Control of rotary-wing aircraft is affected by rotor blade pitch variations. The rotor blades are controlled individually (cyclic control) and collectively (collective control). Main rotor pitch control is typically achieved through a swashplate assembly that transfers motion of non-rotating control members to rotating control members. The transfer of motion occurs once per blade revolution (1/rev). Transferring cyclic and collective control inputs only once per revolution provides a limited control input envelope for the rotor blade.

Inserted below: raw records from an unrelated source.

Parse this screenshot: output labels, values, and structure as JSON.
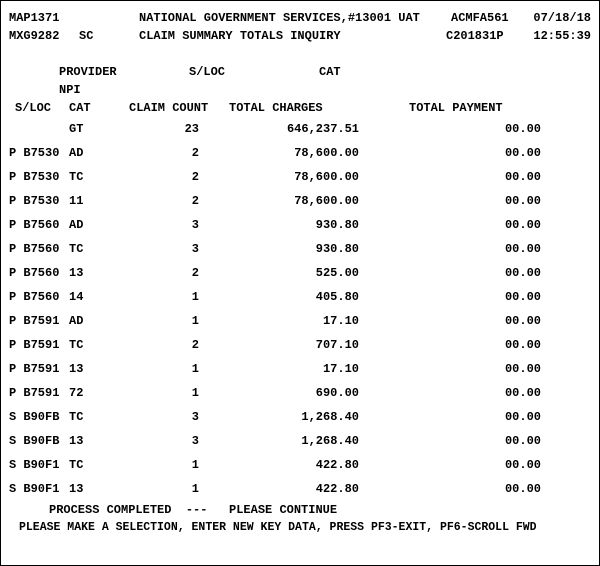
{
  "header": {
    "screen_id": "MAP1371",
    "org_title": "NATIONAL GOVERNMENT SERVICES,#13001 UAT",
    "app_id": "ACMFA561",
    "date": "07/18/18",
    "user_id": "MXG9282",
    "mode": "SC",
    "screen_title": "CLAIM SUMMARY TOTALS INQUIRY",
    "session_id": "C201831P",
    "time": "12:55:39"
  },
  "filters": {
    "provider_label": "PROVIDER",
    "sloc_label": "S/LOC",
    "cat_label": "CAT",
    "npi_label": "NPI"
  },
  "table_header": {
    "sloc": "S/LOC",
    "cat": "CAT",
    "claim_count": "CLAIM COUNT",
    "total_charges": "TOTAL CHARGES",
    "total_payment": "TOTAL PAYMENT"
  },
  "rows": [
    {
      "sloc": "",
      "cat": "GT",
      "count": "23",
      "charges": "646,237.51",
      "payment": "00.00"
    },
    {
      "sloc": "P B7530",
      "cat": "AD",
      "count": "2",
      "charges": "78,600.00",
      "payment": "00.00"
    },
    {
      "sloc": "P B7530",
      "cat": "TC",
      "count": "2",
      "charges": "78,600.00",
      "payment": "00.00"
    },
    {
      "sloc": "P B7530",
      "cat": "11",
      "count": "2",
      "charges": "78,600.00",
      "payment": "00.00"
    },
    {
      "sloc": "P B7560",
      "cat": "AD",
      "count": "3",
      "charges": "930.80",
      "payment": "00.00"
    },
    {
      "sloc": "P B7560",
      "cat": "TC",
      "count": "3",
      "charges": "930.80",
      "payment": "00.00"
    },
    {
      "sloc": "P B7560",
      "cat": "13",
      "count": "2",
      "charges": "525.00",
      "payment": "00.00"
    },
    {
      "sloc": "P B7560",
      "cat": "14",
      "count": "1",
      "charges": "405.80",
      "payment": "00.00"
    },
    {
      "sloc": "P B7591",
      "cat": "AD",
      "count": "1",
      "charges": "17.10",
      "payment": "00.00"
    },
    {
      "sloc": "P B7591",
      "cat": "TC",
      "count": "2",
      "charges": "707.10",
      "payment": "00.00"
    },
    {
      "sloc": "P B7591",
      "cat": "13",
      "count": "1",
      "charges": "17.10",
      "payment": "00.00"
    },
    {
      "sloc": "P B7591",
      "cat": "72",
      "count": "1",
      "charges": "690.00",
      "payment": "00.00"
    },
    {
      "sloc": "S B90FB",
      "cat": "TC",
      "count": "3",
      "charges": "1,268.40",
      "payment": "00.00"
    },
    {
      "sloc": "S B90FB",
      "cat": "13",
      "count": "3",
      "charges": "1,268.40",
      "payment": "00.00"
    },
    {
      "sloc": "S B90F1",
      "cat": "TC",
      "count": "1",
      "charges": "422.80",
      "payment": "00.00"
    },
    {
      "sloc": "S B90F1",
      "cat": "13",
      "count": "1",
      "charges": "422.80",
      "payment": "00.00"
    }
  ],
  "footer": {
    "line1": "PROCESS COMPLETED  ---   PLEASE CONTINUE",
    "line2": "PLEASE MAKE A SELECTION, ENTER NEW KEY DATA, PRESS PF3-EXIT, PF6-SCROLL FWD"
  }
}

In addition to limiting control inputs to 1/rev, conventional rotor blades, in descent flight conditions, generate noise that is commonly referred to as blade-vortex interactions (BVI) noise or blade slap. BVI noise is generated by blade tip vortices that interact with the rotor blades. BVI events are high frequency unsteady airloads (>15/rev) have been identified as one of the more objectionable noises produced by rotary-wing aircraft, particularly during descent conditions. Rotor blades also generate thickness noise based on their shape, loading, and motion. This noise tends to occur in the plane of the rotor disk and occurs within a frequency range that is easily detected electronically at large distances thus increasing vulnerability of military aircraft. Typically, flap motions of 2/rev-3/rev have been shown to be effective for noise reduction. Additionally, specialized waveforms can potentially reduce thickness noise through pressure cancelation. The deployment of the effector for noise reduction can be determined using a closed-loop feedback controller. Finally, vibrations generated by conventional rotor blades translate to 4/rev and 8/rev in the fixed frame, these contribute heavily to pilot fatigue and mechanical wear. Reduction of vibration level required harmonic control primarily at the frequencies of (n−1)/rev, n/rev, and n+1/rev, where n is the number of blades.

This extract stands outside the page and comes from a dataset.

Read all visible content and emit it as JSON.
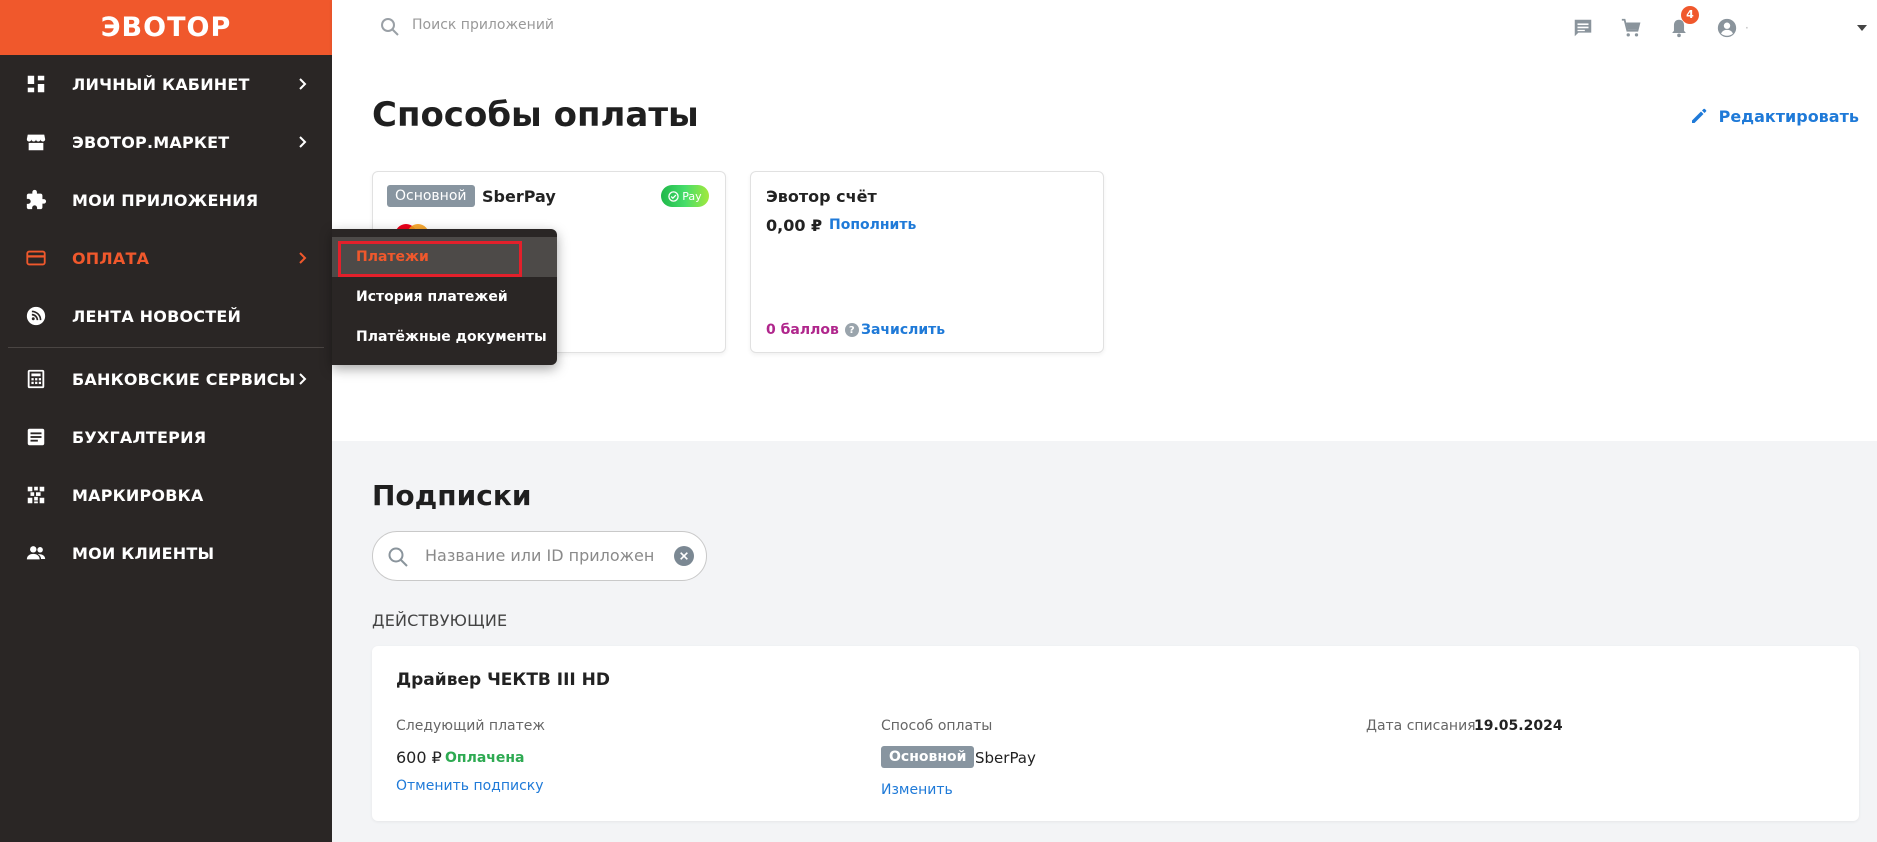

In order to minimize noise and vibration, certain rotor blade systems employ trailing-edge flaps that are deployed during descent flight conditions. Existing trailing-edge flaps designed for this purpose are typically more than 10% of blade chord length in size and are shiftable plus/minus about 0-5 degrees with respect to a freestream direction. The relatively large size of the flaps limits possible actuation speeds and adds significant weight to the rotor blades.